Crystalline WO3 nanowires array sheathed with sputtered amorphous shells for enhanced electrochromic performance

Abstract

Rational construction of crystalline/amorphous tungsten trioxide core/shell nanowire arrays have been obtained by combing solvothermal and magnetron sputtering techniques. High resolution transmission electron microscopy (HRTEM) and X-ray diffraction (XRD) characterization results reveal that the core/shell nanowires are composed of single crystal hexagonal tungsten trioxide nanocores sheathed with amorphous tungsten trioxide nanoshells. By the well-controlled sputtering technique, the thickness of the amorphous WO3 nanoshell can be precisely modulated which determines evidently electrochromic properties of the core/shell nanostructure.
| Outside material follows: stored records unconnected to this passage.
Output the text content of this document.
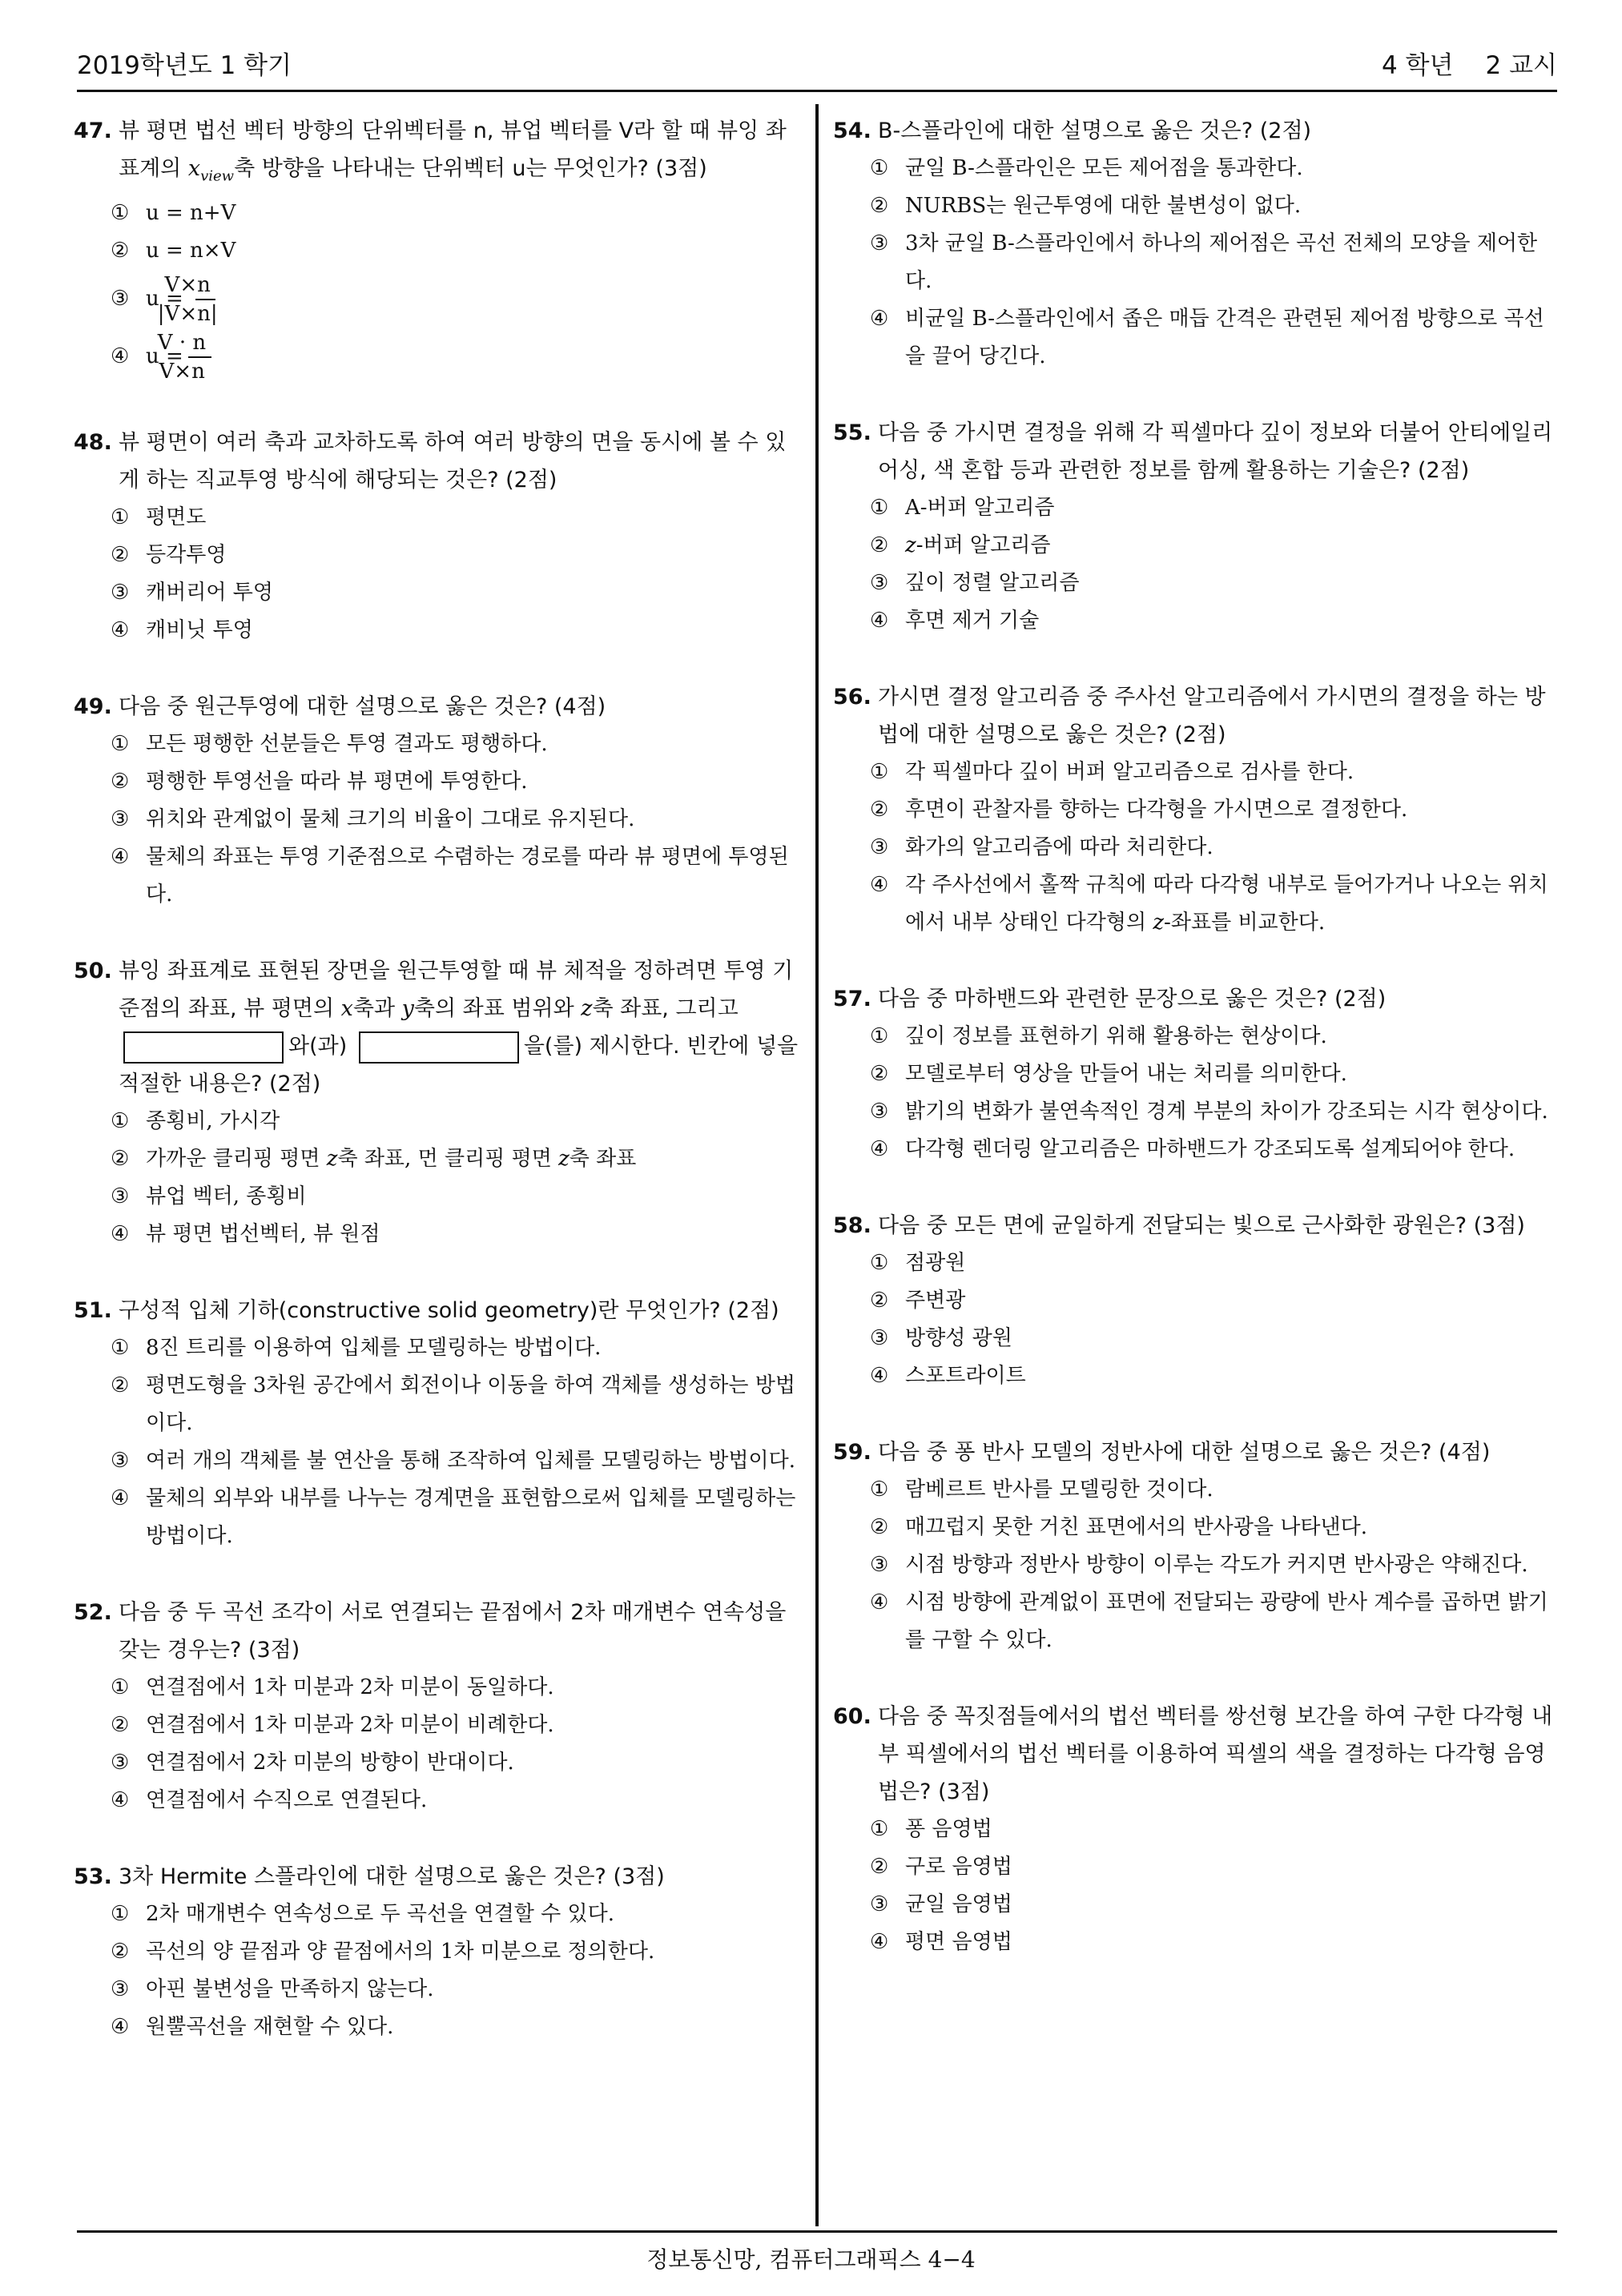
2019학년도 1 학기	4 학년 2 교시
47. 뷰 평면 법선 벡터 방향의 단위벡터를 n, 뷰업 벡터를 V라 할 때 뷰잉 좌표계의 $x_{view}$축 방향을 나타내는 단위벡터 u는 무엇인가? (3점)
① u = n+V
② u = n×V
③ $u = \frac{V\times n}{|V\times n|}$
④ $u = \frac{V \cdot n}{V\times n}$
48. 뷰 평면이 여러 축과 교차하도록 하여 여러 방향의 면을 동시에 볼 수 있게 하는 직교투영 방식에 해당되는 것은? (2점)
① 평면도
② 등각투영
③ 캐버리어 투영
④ 캐비닛 투영
49. 다음 중 원근투영에 대한 설명으로 옳은 것은? (4점)
① 모든 평행한 선분들은 투영 결과도 평행하다.
② 평행한 투영선을 따라 뷰 평면에 투영한다.
③ 위치와 관계없이 물체 크기의 비율이 그대로 유지된다.
④ 물체의 좌표는 투영 기준점으로 수렴하는 경로를 따라 뷰 평면에 투영된다.
50. 뷰잉 좌표계로 표현된 장면을 원근투영할 때 뷰 체적을 정하려면 투영 기준점의 좌표, 뷰 평면의 x축과 y축의 좌표 범위와 z축 좌표, 그리고 와(과)	을(를) 제시한다. 빈칸에 넣을 적절한 내용은? (2점)
① 종횡비, 가시각
② 가까운 클리핑 평면 z축 좌표, 먼 클리핑 평면 z축 좌표
③ 뷰업 벡터, 종횡비
④ 뷰 평면 법선벡터, 뷰 원점
51. 구성적 입체 기하(constructive solid geometry)란 무엇인가? (2점)
① 8진 트리를 이용하여 입체를 모델링하는 방법이다.
② 평면도형을 3차원 공간에서 회전이나 이동을 하여 객체를 생성하는 방법이다.
③ 여러 개의 객체를 불 연산을 통해 조작하여 입체를 모델링하는 방법이다.
④ 물체의 외부와 내부를 나누는 경계면을 표현함으로써 입체를 모델링하는 방법이다.
52. 다음 중 두 곡선 조각이 서로 연결되는 끝점에서 2차 매개변수 연속성을 갖는 경우는? (3점)
① 연결점에서 1차 미분과 2차 미분이 동일하다.
② 연결점에서 1차 미분과 2차 미분이 비례한다.
③ 연결점에서 2차 미분의 방향이 반대이다.
④ 연결점에서 수직으로 연결된다.
53. 3차 Hermite 스플라인에 대한 설명으로 옳은 것은? (3점)
① 2차 매개변수 연속성으로 두 곡선을 연결할 수 있다.
② 곡선의 양 끝점과 양 끝점에서의 1차 미분으로 정의한다.
③ 아핀 불변성을 만족하지 않는다.
④ 원뿔곡선을 재현할 수 있다.
54. B-스플라인에 대한 설명으로 옳은 것은? (2점)
① 균일 B-스플라인은 모든 제어점을 통과한다.
② NURBS는 원근투영에 대한 불변성이 없다.
③ 3차 균일 B-스플라인에서 하나의 제어점은 곡선 전체의 모양을 제어한다.
④ 비균일 B-스플라인에서 좁은 매듭 간격은 관련된 제어점 방향으로 곡선을 끌어 당긴다.
55. 다음 중 가시면 결정을 위해 각 픽셀마다 깊이 정보와 더불어 안티에일리어싱, 색 혼합 등과 관련한 정보를 함께 활용하는 기술은? (2점)
① A-버퍼 알고리즘
② z-버퍼 알고리즘
③ 깊이 정렬 알고리즘
④ 후면 제거 기술
56. 가시면 결정 알고리즘 중 주사선 알고리즘에서 가시면의 결정을 하는 방법에 대한 설명으로 옳은 것은? (2점)
① 각 픽셀마다 깊이 버퍼 알고리즘으로 검사를 한다.
② 후면이 관찰자를 향하는 다각형을 가시면으로 결정한다.
③ 화가의 알고리즘에 따라 처리한다.
④ 각 주사선에서 홀짝 규칙에 따라 다각형 내부로 들어가거나 나오는 위치에서 내부 상태인 다각형의 z-좌표를 비교한다.
57. 다음 중 마하밴드와 관련한 문장으로 옳은 것은? (2점)
① 깊이 정보를 표현하기 위해 활용하는 현상이다.
② 모델로부터 영상을 만들어 내는 처리를 의미한다.
③ 밝기의 변화가 불연속적인 경계 부분의 차이가 강조되는 시각 현상이다.
④ 다각형 렌더링 알고리즘은 마하밴드가 강조되도록 설계되어야 한다.
58. 다음 중 모든 면에 균일하게 전달되는 빛으로 근사화한 광원은? (3점)
① 점광원
② 주변광
③ 방향성 광원
④ 스포트라이트
59. 다음 중 퐁 반사 모델의 정반사에 대한 설명으로 옳은 것은? (4점)
① 람베르트 반사를 모델링한 것이다.
② 매끄럽지 못한 거친 표면에서의 반사광을 나타낸다.
③ 시점 방향과 정반사 방향이 이루는 각도가 커지면 반사광은 약해진다.
④ 시점 방향에 관계없이 표면에 전달되는 광량에 반사 계수를 곱하면 밝기를 구할 수 있다.
60. 다음 중 꼭짓점들에서의 법선 벡터를 쌍선형 보간을 하여 구한 다각형 내부 픽셀에서의 법선 벡터를 이용하여 픽셀의 색을 결정하는 다각형 음영법은? (3점)
① 퐁 음영법
② 구로 음영법
③ 균일 음영법
④ 평면 음영법
정보통신망, 컴퓨터그래픽스 4−4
The optimized core/shell nanowires display exceptional electrochromic properties of high optical contrast (84.5% at 633 nm and 80.0% at 1500 nm), fast switching speeds (1.2 s for bleaching and 3.6 s for coloring)，high coloration efficiency (83.6 cm2/C at 633 nm) and exceptional cycle stability (91.9% after 3000 cycles). The enhanced performance can be attributed to the complementary advantages of the crystalline nanocores and the well-defined amorphous nanoshells as well as their interface interaction. The strategy of synthesizing crystalline/amorphous core-shell nanoarrays proposes a reliable solution to produce high performance electrochromic materials and devices such as energy saving smart window, outdoor static displays and other energy-efficient applications.